Concert Review: Duran Duran
I was 14 when Duran Duran first hit it big in the United States with “Hungry Like the Wolf.” It became an MTV staple, and girls treated the band as if they were the second coming of the Beatles.
That made a teenage boy uncomfortable. Despite the critics’ tossing aside of the band, citing their New Romanticism and concern for fashion and music videos, I liked them. Their songs were filled with hooks – something that would instantly recognize it as a Duran Duran song, and I did see some parallels with the Beatles. They wrote their own songs, and they were so inventive, like nothing you had heard on the radio before. They had a gift for that, and it was paying dividends for them, no matter how low Simon Le Bon unbuttoned his shirt.
Despite their marketing to teenage girls, their lyrics weren’t full of love and romance; in fact, they were downright obtuse and ridiculous (“Don’t say you’re easy on me / You’re about as easy as a nuclear war” and “The reflex is a lonely child / Who’s waiting by the park”), which contributed to critics’ shellacking of them.
The critics were wrong. The band has survived now for over 35 years in one semblance or another. The latest incarnation, only missing one original member, made it to Chastain Park Amphitheatre Saturday night, where the middle-aged women outnumbered men two to one.
Again, I didn’t care. The band, on the last performance of this leg of their North American tour, gave a rousing performance that showed they haven’t lost anything; in fact, they sounded better than ever.
Granted, they had some help; original members Le Bon, John and Roger Taylor (no relation), and Nick Rhodes were joined on stage by a saxophone player/keyboardist, semi-permanent band member Dominic Brown, and two backup singers to fill the sound out.
From New Wave to Funk
But really, all they needed was Roger and John Taylor. In what people generally toss aside as a synth-driven New Wave group, Duran Duran had become a funky group – or maybe they already were. Roger Taylor’s syncopated drumming propelled every song, and John Taylor’s intricate bass lines provided ideal countermelodies to Le Bon’s perfect singing.
I was also unaware that “Notorious,” the band’s funkiest hit single, had crept into my Top 5 all-time Duran Duran songs. The band played it with plenty of energy and pizzazz, the backup singers lending a hand to the infectious chorus.
Of course, they played some songs from their new album, Paper Gods, and I must admit I was not as familiar with those as I was with their canon of hits.

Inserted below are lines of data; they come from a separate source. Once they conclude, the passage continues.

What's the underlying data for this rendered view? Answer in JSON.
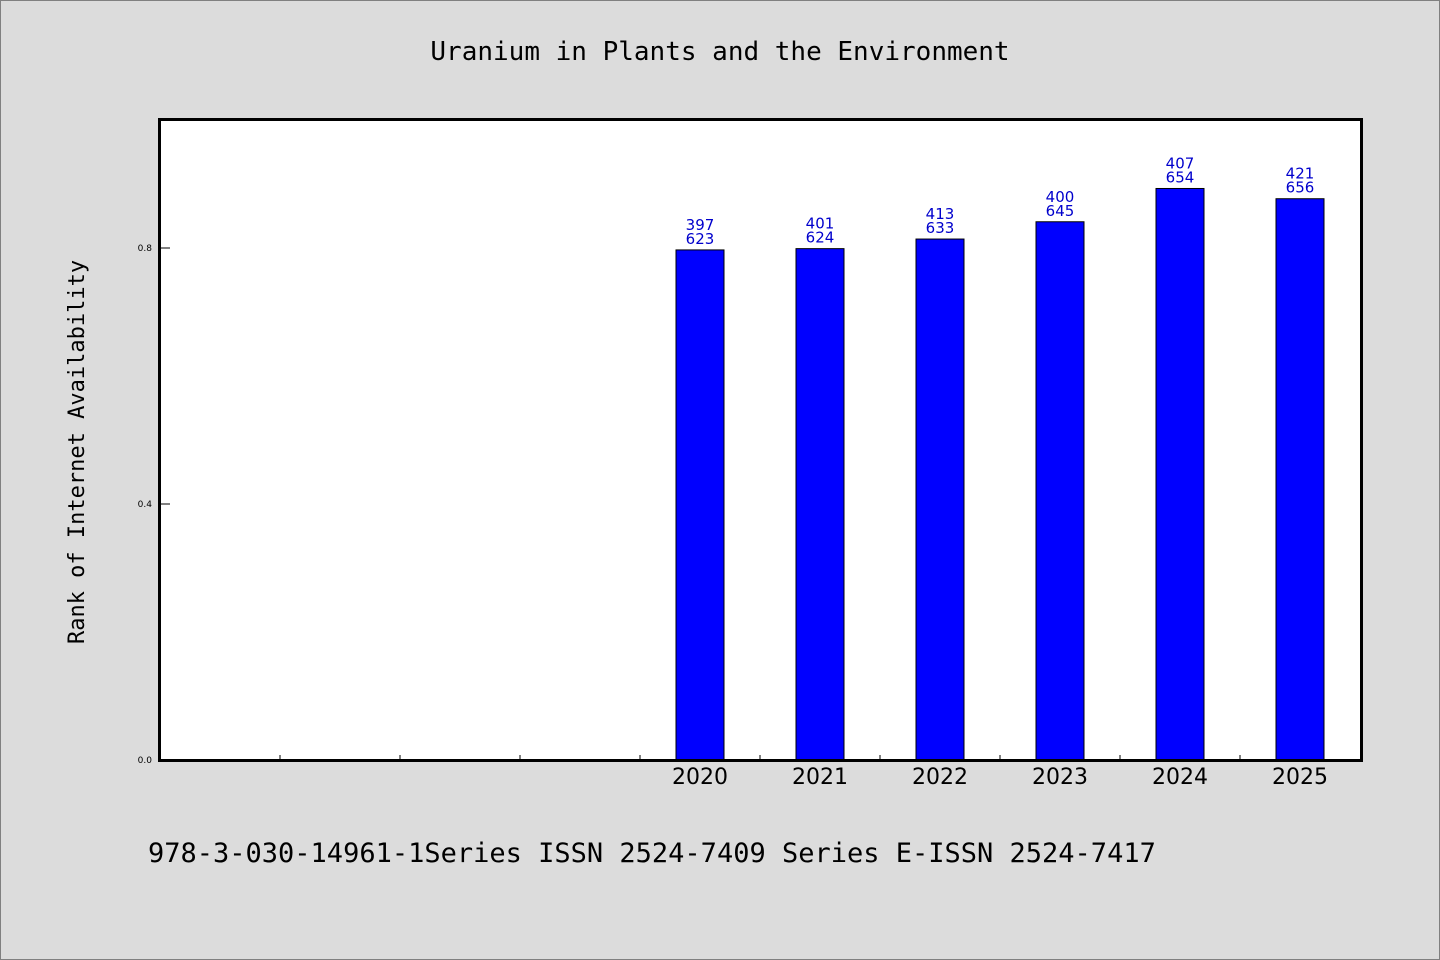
{
  "chart_data": {
    "type": "bar",
    "title": "Uranium in Plants and the Environment",
    "xlabel": "",
    "ylabel": "Rank of Internet Availability",
    "categories": [
      "2020",
      "2021",
      "2022",
      "2023",
      "2024",
      "2025"
    ],
    "values": [
      0.797,
      0.799,
      0.814,
      0.841,
      0.893,
      0.877
    ],
    "data_labels": [
      [
        "397",
        "623"
      ],
      [
        "401",
        "624"
      ],
      [
        "413",
        "633"
      ],
      [
        "400",
        "645"
      ],
      [
        "407",
        "654"
      ],
      [
        "421",
        "656"
      ]
    ],
    "ylim": [
      0,
      1.0
    ],
    "yticks": [
      {
        "value": 0.0,
        "label": "0.0"
      },
      {
        "value": 0.4,
        "label": "0.4"
      },
      {
        "value": 0.8,
        "label": "0.8"
      }
    ],
    "x_slots": 10,
    "first_category_slot": 4,
    "bar_color": "#0000ff",
    "label_color": "#0000cc",
    "grid": false,
    "legend": "none"
  },
  "footer": {
    "text": "978-3-030-14961-1Series ISSN 2524-7409 Series E-ISSN 2524-7417"
  },
  "colors": {
    "background": "#dcdcdc",
    "plot_background": "#ffffff"
  }
}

I was able to sing along to “Pressure Off” and hum to their cover of Grandmaster Melle Mel’s “White Lines (Don’t Don’t Do It), even if I didn’t remember all the words.
But the crowd was there to hear the hits, and for the most part, the band delivered – “Wild Boys,” “Hungry Like the Wolf,” “Is There Something I Should Know,” “A View to a Kill,” “Ordinary World,” “Girls on Film,” “Come Undone,” “I Don’t Want Your Love” and “Save a Prayer.” They even reached back in their catalogue and pulled out “Careless Memories,” one of their first singles in the UK that curiously flopped, and didn’t chart here. I’m sure only true fans knew what was going on.
There were several mini-medleys. “Planet Earth” morphed into a Bowie tribute with “Space Oddity,” and “(Reach Up for the) Sunrise” segued into a too-short rendition of “New Moon on Monday” (one of my favorites).
Surprisingly, the big hit for the crowd was the finale, “Rio,” which only peaked at #14 on Billboard’s Hot 100. The crowd was singing at the top of their lungs as the band went out on a high note, so to speak.
My ears rang as I left Chastain Park, always a sign that you’ve seen a powerful show. The fact that it was damn good, too, was a bonus.